Today you and I are in the crowd expecting a triumphant hero who will impose justice and peace. Yet justice and peace grow only from love. The Second Person of the Trinity emptied himself, remember, of all but love. Jesus knows we will be amongst those who, disappointed, cry for his blood in just a few days’ time. Because we do that. Perhaps not dramatically, bawling “crucify him,” but subtly we will all, as Paul puts it, “fall short of the glory” of the one who empties himself and become one of us. We will all fall short of the standards of the one who, in Wesley wonderful words, empties himself of all but love. Gender aside, few of us will be with the powerless women as they wait, weep.

For only the powerless women, with no standing in society, wait at the cross, and later come back to embalm the body. Only the powerless. Luke doesn’t give us a glimpse of an empty tomb, but when a stranger breaks bread on the road to Emmaus the resurrection rumour begins to burst out, and the powerless begin to rumour hope in human darkness. Later we would distort that powerlessness into power, though I suggest in the twenty first century that obscene reversal is being torn from us, and soon we will be left only with whispers of love. But for now that’s another story.

As Mark’s telling of the gospel story makes clear over and over again, that story can only break out after God’s self-emptying love in Jesus has descended into the deepest hells of human existence, the Mariupols and Auschwitzes, the sinking ferries and advancing cancers. My temporary terror 54 years ago today was trivial, though disturbing enough at the time.

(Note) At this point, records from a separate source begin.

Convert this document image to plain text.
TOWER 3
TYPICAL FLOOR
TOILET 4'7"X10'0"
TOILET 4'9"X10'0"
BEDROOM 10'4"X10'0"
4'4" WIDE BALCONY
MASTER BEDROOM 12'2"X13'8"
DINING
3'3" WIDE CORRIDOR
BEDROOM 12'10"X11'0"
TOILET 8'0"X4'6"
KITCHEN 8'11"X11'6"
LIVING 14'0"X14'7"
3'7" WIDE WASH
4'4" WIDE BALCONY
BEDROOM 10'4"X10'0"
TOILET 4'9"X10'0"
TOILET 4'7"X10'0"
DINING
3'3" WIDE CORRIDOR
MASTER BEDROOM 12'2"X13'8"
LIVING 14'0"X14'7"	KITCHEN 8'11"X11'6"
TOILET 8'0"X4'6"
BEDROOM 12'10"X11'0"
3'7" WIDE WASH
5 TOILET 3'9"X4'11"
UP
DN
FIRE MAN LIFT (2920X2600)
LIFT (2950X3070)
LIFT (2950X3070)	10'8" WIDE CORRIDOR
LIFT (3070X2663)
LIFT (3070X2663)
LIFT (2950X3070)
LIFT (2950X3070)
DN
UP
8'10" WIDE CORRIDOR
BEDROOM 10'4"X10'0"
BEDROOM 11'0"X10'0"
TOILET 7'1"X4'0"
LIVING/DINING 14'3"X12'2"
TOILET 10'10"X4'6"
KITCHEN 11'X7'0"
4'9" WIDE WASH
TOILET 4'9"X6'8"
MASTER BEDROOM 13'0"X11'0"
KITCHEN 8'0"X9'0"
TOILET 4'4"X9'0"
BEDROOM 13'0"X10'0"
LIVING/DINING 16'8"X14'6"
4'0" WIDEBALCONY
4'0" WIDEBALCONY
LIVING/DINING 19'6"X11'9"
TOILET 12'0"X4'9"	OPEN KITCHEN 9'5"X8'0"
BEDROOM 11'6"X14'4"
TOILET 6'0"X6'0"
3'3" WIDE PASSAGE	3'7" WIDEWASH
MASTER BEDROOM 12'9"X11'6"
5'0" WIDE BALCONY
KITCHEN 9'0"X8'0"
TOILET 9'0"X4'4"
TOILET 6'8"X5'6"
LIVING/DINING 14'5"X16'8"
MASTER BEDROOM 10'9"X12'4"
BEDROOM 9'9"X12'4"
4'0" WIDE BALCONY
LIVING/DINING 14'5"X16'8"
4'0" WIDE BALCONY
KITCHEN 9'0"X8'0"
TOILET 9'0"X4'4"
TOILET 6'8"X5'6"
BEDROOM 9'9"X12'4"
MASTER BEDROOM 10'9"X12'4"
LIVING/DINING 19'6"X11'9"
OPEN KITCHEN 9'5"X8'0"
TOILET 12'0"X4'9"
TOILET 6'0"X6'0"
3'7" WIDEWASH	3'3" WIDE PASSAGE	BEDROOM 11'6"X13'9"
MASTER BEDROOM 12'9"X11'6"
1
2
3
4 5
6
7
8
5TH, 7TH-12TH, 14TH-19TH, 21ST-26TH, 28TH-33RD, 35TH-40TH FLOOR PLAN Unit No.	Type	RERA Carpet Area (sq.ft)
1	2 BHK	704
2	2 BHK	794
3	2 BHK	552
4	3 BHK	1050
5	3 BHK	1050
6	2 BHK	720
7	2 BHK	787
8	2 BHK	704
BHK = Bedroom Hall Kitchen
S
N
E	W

But this week we are challenged to get just a glimpse of the journey from the adulation of the crowd to what Isaiah calls the pulling of the beard; a glimpse of the loneliness, the taunting, the physical and above all spiritual agony of the coming days of Jesus.

Because – and herein I offer a sneak preview – it is in the deepest and deeper than the deepest of darknesses that resurrection light will burst.